Cell Delivery Agent as Drug. A Multitarget Agent Delivers an Antisense Oligonucleotide for Synergistic Activity in Myotonic Dystrophy Type 1

Drug delivery vehicles are hoped to be inert, although many suffer toxicity issues that limit their use. In developing potential agents to treat myotonic dystrophy type 1 (DM1), we wondered if a delivery vehicle might be designed to be a direct acting drug. DM1 is an incurable neurodegenerative disease that originates from expanded (CTG)·(CAG) repeats in the 3'-UTR of the DMPK gene. The majority of drug discovery efforts have been focused on development of small molecules that inhibit MBNL1 protein sequestration by the expanded RNA transcript, r(CUG)exp. Antisense oligonucleotides (ASOs) have also been utilized to treat DM1. However, ASOs normally exhibit poor cell penetration so considerable effort has focused on their delivery. Herein, we report a series of multitargeting oligomeric ligands that have been developed to serve both as drug molecules and as antisense delivery vehicles for DM1. As a result of multivalency, the longer oligomers bound the target DNA and RNA with nanomolar affinities, in vitro, and exhibited improved disease outcomes in DM cell culture model and DM1 patient myotubes.

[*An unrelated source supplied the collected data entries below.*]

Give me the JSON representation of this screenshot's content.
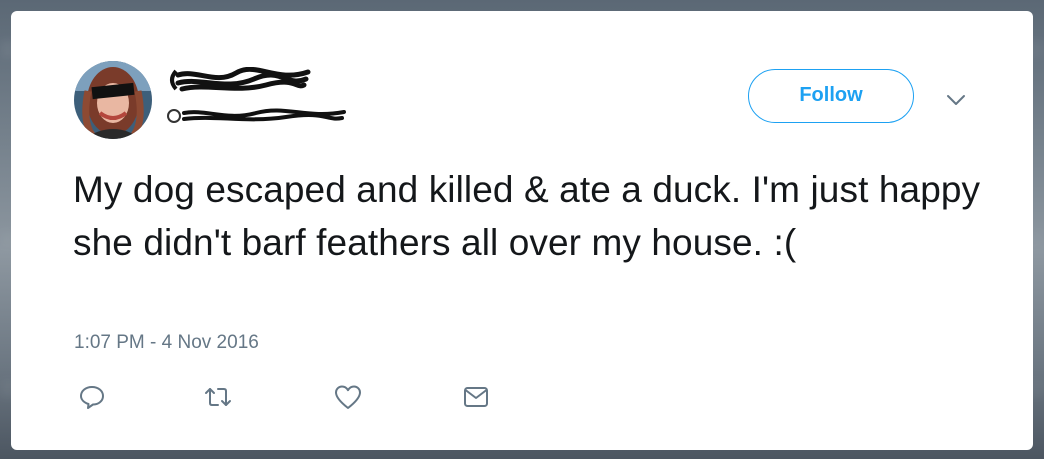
{
  "tweet": {
    "text": "My dog escaped and killed & ate a duck. I'm just happy she didn't barf feathers all over my house. :(",
    "timestamp": "1:07 PM - 4 Nov 2016"
  },
  "author": {
    "name_redacted": true,
    "handle_redacted": true
  },
  "header": {
    "follow_label": "Follow",
    "menu_icon": "chevron-down-icon"
  },
  "actions": {
    "icons": [
      "reply-icon",
      "retweet-icon",
      "like-icon",
      "direct-message-icon"
    ]
  },
  "colors": {
    "accent": "#1da1f2",
    "text": "#14171a",
    "secondary_text": "#657786",
    "icon": "#657786"
  }
}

The oligomers form polyplexes with a locked nucleic acid (LNA) CAG16 gapmer, facilitating its cell uptake in both HeLa cells and DM1 patient myotubes decreasing the level of toxic r(CUG)exp significantly. RNA-seq analysis indicated that the oligomeric ligand and its polyplex can rescue DM1 associated splicing defects and gene expression changes transcriptome-wide in DM1 patient myotubes. Overall design: Evaluate the rescue of DM1 associated splicing defects and gene expression changes in DM1 patient myotube cultures upon treatment with a multitargeting oligomeric ligand and its polyplex with a locked nucleic acid (LNA) CAG16 gapmer.